Auch der Pressesprecher der Jungen Union Enzkreis/Pforzheim, Andre Stuber, zeigt sich über das Verhalten Knapps verwundert: „Thomas Knapp ist ja kein Neuling auf der politischen Bühne und sollte in der Lage sein, eine Diskussion auch sachlich zu führen. Ein solcher Fehlgriff ist unangemessen“. Wenn sich Politiker gegenseitig beschimpfen und „Idioten“ nennen, schadet dies dem Ansehen der gesamten Politik im Land.
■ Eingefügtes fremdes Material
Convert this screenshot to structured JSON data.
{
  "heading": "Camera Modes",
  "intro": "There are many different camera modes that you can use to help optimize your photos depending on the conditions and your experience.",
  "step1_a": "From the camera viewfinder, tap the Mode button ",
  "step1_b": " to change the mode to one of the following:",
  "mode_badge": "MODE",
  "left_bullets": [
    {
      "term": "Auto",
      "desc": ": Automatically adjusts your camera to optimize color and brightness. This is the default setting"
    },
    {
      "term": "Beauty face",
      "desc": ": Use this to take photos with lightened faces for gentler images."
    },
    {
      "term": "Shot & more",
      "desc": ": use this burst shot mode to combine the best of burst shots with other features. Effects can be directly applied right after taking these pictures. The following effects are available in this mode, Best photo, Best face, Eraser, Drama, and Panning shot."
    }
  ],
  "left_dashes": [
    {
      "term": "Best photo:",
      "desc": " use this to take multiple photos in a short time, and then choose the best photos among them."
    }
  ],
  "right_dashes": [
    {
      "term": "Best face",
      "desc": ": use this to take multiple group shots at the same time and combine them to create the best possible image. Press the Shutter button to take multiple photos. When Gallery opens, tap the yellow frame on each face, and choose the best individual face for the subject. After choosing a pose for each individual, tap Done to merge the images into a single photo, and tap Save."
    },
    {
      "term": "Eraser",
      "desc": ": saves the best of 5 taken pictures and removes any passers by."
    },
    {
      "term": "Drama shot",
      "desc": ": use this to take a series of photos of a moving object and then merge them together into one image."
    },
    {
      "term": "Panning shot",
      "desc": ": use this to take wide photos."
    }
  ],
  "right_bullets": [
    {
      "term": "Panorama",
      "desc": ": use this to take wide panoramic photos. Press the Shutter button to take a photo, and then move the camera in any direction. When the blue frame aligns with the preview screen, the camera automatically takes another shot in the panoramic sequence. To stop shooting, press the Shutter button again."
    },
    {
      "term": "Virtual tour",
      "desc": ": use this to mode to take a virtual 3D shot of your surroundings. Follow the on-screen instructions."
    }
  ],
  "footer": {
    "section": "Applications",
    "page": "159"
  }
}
Die Junge Union fordert offiziell keine Entschuldigung, fände Sie aber angemessen und appelliert an die gute Kinderstube des SPD-Politikers.

Rückendeckung erhält Knapp hingegen von den Jusos. Es sei schon sehr bemerkenswert, dass sich die Debatte nach der Podiumsdiskussion im Kulturhaus Osterfeld nur um diese eine Aussage von Thomas Knapp drehe. Die FDP und die Junge Union schadeten sich nur selbst mit der Skandalisierung dieser Aussage. Man erkenne an ihrer Reaktion, dass sie die politische Diskussion scheuen, wenn sie nur über die Argumentationsweise von Thomas Knapp diskutieren wollten.Eine Entschuldigung sei hierbei eine reine Sache zwischen Thomas Knapp und Stefan Mappus und müsse deshalb nicht in der Öffentlichkeit breitgetreten werden.